Das Gesetz führte auch dazu, dass sich Gemeinden spalteten, da sich nun verschiedene religiöse Strömungen innerhalb der Gemeinden stärker abgrenzen konnten. In Fritzlar unterzeichneten 18 jüdische Familien am 26. Juli 1848 eine in der Zeitung veröffentlichte Ankündigung, dass sie die gewährten Freiheiten zum Anlass nahmen, ihre religiöse Praxis zu reformieren. Um zu zeigen, dass sie durch die „Gewissensfreiheit“ nun noch vollständiger dem „deutschen Vaterlande“ angehörten, beschlossen sie, den Trauertag Tischa B’Av, der an die Zerstörung des Jerusalemer Tempels erinnert, nicht mehr zu begehen.

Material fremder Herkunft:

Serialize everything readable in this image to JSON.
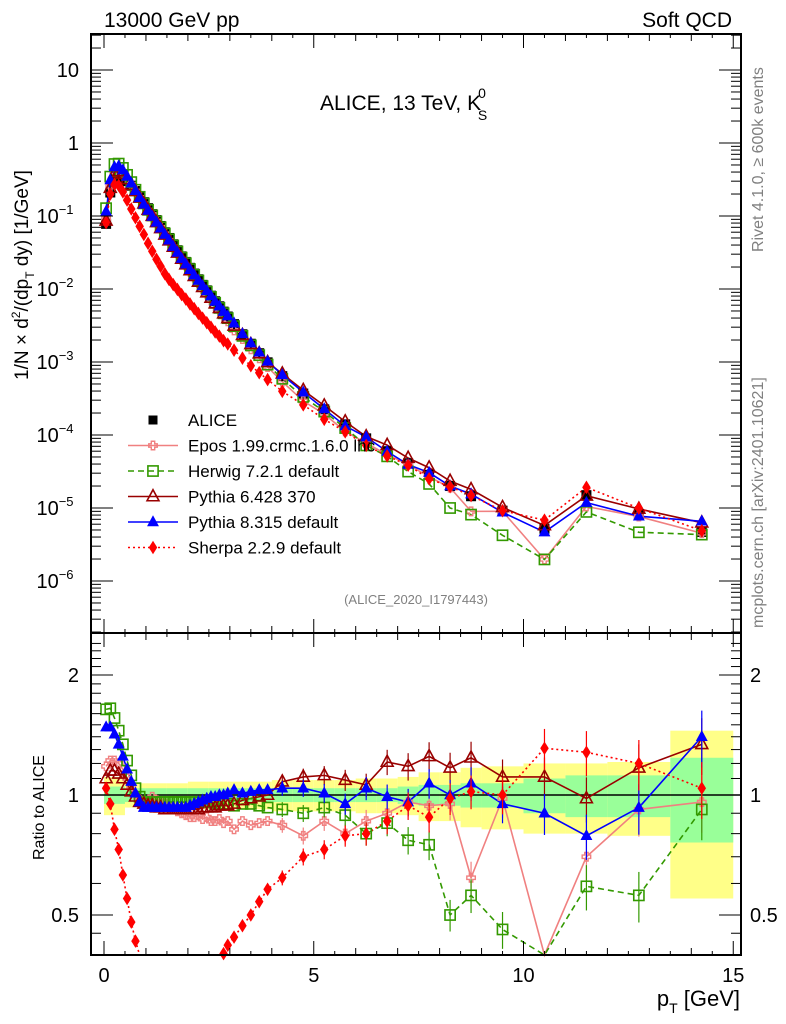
{
  "header": {
    "left_title": "13000 GeV pp",
    "right_title": "Soft QCD"
  },
  "side_labels": {
    "rivet": "Rivet 4.1.0, ≥ 600k events",
    "mcplots": "mcplots.cern.ch [arXiv:2401.10621]"
  },
  "chart_data": [
    {
      "type": "line",
      "panel": "main",
      "title": "ALICE, 13 TeV, K",
      "title_sup": "0",
      "title_sub": "S",
      "analysis_id": "(ALICE_2020_I1797443)",
      "ylabel": "1/N × d²/(dp_T dy) [1/GeV]",
      "yscale": "log",
      "ylim": [
        2.5e-07,
        35
      ],
      "xlim": [
        -0.3,
        15.2
      ],
      "yticks": [
        {
          "v": 10,
          "label": "10"
        },
        {
          "v": 1,
          "label": "1"
        },
        {
          "v": 0.1,
          "label": "10",
          "exp": "−1"
        },
        {
          "v": 0.01,
          "label": "10",
          "exp": "−2"
        },
        {
          "v": 0.001,
          "label": "10",
          "exp": "−3"
        },
        {
          "v": 0.0001,
          "label": "10",
          "exp": "−4"
        },
        {
          "v": 1e-05,
          "label": "10",
          "exp": "−5"
        },
        {
          "v": 1e-06,
          "label": "10",
          "exp": "−6"
        }
      ],
      "legend_position": "lower-left",
      "x": [
        0.05,
        0.15,
        0.25,
        0.35,
        0.45,
        0.55,
        0.65,
        0.75,
        0.85,
        0.95,
        1.05,
        1.15,
        1.25,
        1.35,
        1.45,
        1.55,
        1.65,
        1.75,
        1.85,
        1.95,
        2.05,
        2.15,
        2.25,
        2.35,
        2.45,
        2.55,
        2.65,
        2.75,
        2.85,
        2.95,
        3.1,
        3.3,
        3.5,
        3.7,
        3.9,
        4.25,
        4.75,
        5.25,
        5.75,
        6.25,
        6.75,
        7.25,
        7.75,
        8.25,
        8.75,
        9.5,
        10.5,
        11.5,
        12.75,
        14.25
      ],
      "alice": [
        0.078,
        0.21,
        0.33,
        0.36,
        0.34,
        0.3,
        0.26,
        0.22,
        0.185,
        0.155,
        0.128,
        0.106,
        0.088,
        0.073,
        0.06,
        0.05,
        0.041,
        0.034,
        0.028,
        0.0235,
        0.0195,
        0.0163,
        0.0136,
        0.0114,
        0.0096,
        0.0081,
        0.0068,
        0.0058,
        0.0049,
        0.0042,
        0.0033,
        0.0024,
        0.00178,
        0.00132,
        0.00099,
        0.00064,
        0.00037,
        0.000225,
        0.00014,
        9e-05,
        6e-05,
        4.1e-05,
        2.85e-05,
        2e-05,
        1.45e-05,
        9.2e-06,
        5.2e-06,
        1.5e-05,
        8.3e-06,
        4.7e-06
      ],
      "series": [
        {
          "name": "ALICE",
          "color": "#000000",
          "marker": "square-filled",
          "line": "none",
          "is_reference": true
        },
        {
          "name": "Epos 1.99.crmc.1.6.0 lhc",
          "color": "#f08080",
          "marker": "cross-open",
          "line": "solid",
          "ratio": [
            1.18,
            1.22,
            1.22,
            1.2,
            1.16,
            1.1,
            1.05,
            1.0,
            0.97,
            0.95,
            0.94,
            0.99,
            0.97,
            0.96,
            0.95,
            0.93,
            0.92,
            0.91,
            0.9,
            0.89,
            0.88,
            0.88,
            0.89,
            0.87,
            0.88,
            0.86,
            0.86,
            0.87,
            0.85,
            0.86,
            0.82,
            0.86,
            0.84,
            0.85,
            0.86,
            0.84,
            0.79,
            0.86,
            0.8,
            0.86,
            0.9,
            0.96,
            0.94,
            0.95,
            0.62,
            0.98,
            0.38,
            0.7,
            0.92,
            0.96
          ]
        },
        {
          "name": "Herwig 7.2.1 default",
          "color": "#339900",
          "marker": "square-open",
          "line": "dashed",
          "ratio": [
            1.64,
            1.65,
            1.56,
            1.45,
            1.34,
            1.22,
            1.12,
            1.04,
            0.99,
            0.96,
            0.95,
            0.96,
            0.96,
            0.96,
            0.96,
            0.96,
            0.96,
            0.96,
            0.96,
            0.96,
            0.96,
            0.96,
            0.96,
            0.96,
            0.96,
            0.96,
            0.95,
            0.95,
            0.95,
            0.95,
            0.94,
            0.95,
            0.95,
            0.94,
            0.93,
            0.92,
            0.9,
            0.93,
            0.89,
            0.8,
            0.85,
            0.77,
            0.75,
            0.5,
            0.56,
            0.46,
            0.38,
            0.59,
            0.56,
            0.92
          ]
        },
        {
          "name": "Pythia 6.428 370",
          "color": "#990000",
          "marker": "triangle-open",
          "line": "solid",
          "ratio": [
            1.1,
            1.15,
            1.15,
            1.13,
            1.1,
            1.06,
            1.02,
            0.99,
            0.96,
            0.95,
            0.94,
            0.94,
            0.93,
            0.93,
            0.92,
            0.92,
            0.92,
            0.92,
            0.92,
            0.92,
            0.92,
            0.92,
            0.92,
            0.93,
            0.93,
            0.93,
            0.93,
            0.94,
            0.94,
            0.94,
            0.95,
            0.97,
            0.98,
            0.99,
            1.0,
            1.08,
            1.11,
            1.12,
            1.09,
            1.06,
            1.21,
            1.18,
            1.25,
            1.17,
            1.24,
            1.11,
            1.11,
            0.98,
            1.17,
            1.34
          ]
        },
        {
          "name": "Pythia 8.315 default",
          "color": "#0000ff",
          "marker": "triangle-filled",
          "line": "solid",
          "ratio": [
            1.48,
            1.48,
            1.42,
            1.34,
            1.25,
            1.16,
            1.08,
            1.01,
            0.96,
            0.93,
            0.93,
            0.93,
            0.93,
            0.93,
            0.93,
            0.93,
            0.93,
            0.93,
            0.93,
            0.93,
            0.94,
            0.95,
            0.96,
            0.97,
            0.98,
            0.99,
            0.99,
            1.0,
            1.0,
            1.01,
            1.03,
            1.01,
            1.02,
            1.03,
            1.03,
            1.04,
            1.04,
            1.01,
            0.95,
            1.04,
            0.99,
            0.96,
            1.07,
            1.0,
            1.07,
            0.95,
            0.9,
            0.79,
            0.93,
            1.4
          ]
        },
        {
          "name": "Sherpa 2.2.9 default",
          "color": "#ff0000",
          "marker": "diamond-filled",
          "line": "dotted",
          "ratio": [
            1.04,
            0.95,
            0.82,
            0.73,
            0.63,
            0.55,
            0.48,
            0.43,
            0.39,
            0.36,
            0.33,
            0.31,
            0.29,
            0.28,
            0.27,
            0.27,
            0.28,
            0.29,
            0.3,
            0.31,
            0.32,
            0.33,
            0.34,
            0.35,
            0.36,
            0.37,
            0.38,
            0.39,
            0.4,
            0.42,
            0.44,
            0.47,
            0.5,
            0.54,
            0.58,
            0.62,
            0.7,
            0.73,
            0.79,
            0.8,
            0.86,
            0.94,
            0.88,
            0.98,
            1.02,
            1.0,
            1.31,
            1.28,
            1.2,
            1.04
          ]
        }
      ]
    },
    {
      "type": "line",
      "panel": "ratio",
      "ylabel": "Ratio to ALICE",
      "xlabel": "p_T [GeV]",
      "yscale": "log",
      "ylim": [
        0.43,
        2.45
      ],
      "xlim": [
        -0.3,
        15.2
      ],
      "xticks": [
        {
          "v": 0,
          "label": "0"
        },
        {
          "v": 5,
          "label": "5"
        },
        {
          "v": 10,
          "label": "10"
        },
        {
          "v": 15,
          "label": "15"
        }
      ],
      "yticks": [
        {
          "v": 2,
          "label": "2"
        },
        {
          "v": 1,
          "label": "1"
        },
        {
          "v": 0.5,
          "label": "0.5"
        }
      ],
      "reference_line": 1,
      "band_colors": {
        "stat": "#99ff99",
        "total": "#ffff88"
      },
      "band_edges": [
        0,
        0.5,
        1,
        1.5,
        2,
        2.5,
        3,
        3.5,
        4,
        4.5,
        5,
        5.5,
        6,
        6.5,
        7,
        7.5,
        8,
        8.5,
        9,
        10,
        11,
        12,
        13.5,
        15
      ],
      "band_inner": [
        0.05,
        0.04,
        0.04,
        0.04,
        0.04,
        0.04,
        0.04,
        0.04,
        0.04,
        0.04,
        0.04,
        0.04,
        0.04,
        0.04,
        0.05,
        0.06,
        0.06,
        0.07,
        0.07,
        0.1,
        0.12,
        0.12,
        0.24
      ],
      "band_outer": [
        0.11,
        0.07,
        0.07,
        0.07,
        0.08,
        0.08,
        0.08,
        0.08,
        0.09,
        0.09,
        0.09,
        0.09,
        0.1,
        0.1,
        0.11,
        0.14,
        0.14,
        0.17,
        0.18,
        0.2,
        0.2,
        0.21,
        0.45
      ]
    }
  ]
}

Zudem sollten alle Teile der Liturgie, die zu Zeiten von Exil oder Verfolgungen entstanden sind, abgeschafft werden. 1849 kam es zur endgültigen Spaltung der Gemeinde, als die 20 wohlhabendsten Familien sich als „Neue Religionsgemeinschaft“ neu organisierten.
(StF)
Bezugsrahmen
Nachweise
Literatur
- Paul Arnsberg, Die jüdischen Gemeinden in Hessen, Bd. 1, Frankfurt 1971, S. 214-216
- Anke Schwarz, Jüdische Gemeinden zwischen bürgerlicher Emanzipation und Obrigkeitsstaat, Wiesbaden 2002, S. 204, 214, 217
Weiterführende Informationen
- [Ankündigung der jüdischen Gemeinde Fritzlar vom 26. Juli 1848, den Trauertag Tischa B’Av nicht mehr feiern zu wollen]
- Wikipedia: Tischa beAv (eingesehen am 21.12.2023)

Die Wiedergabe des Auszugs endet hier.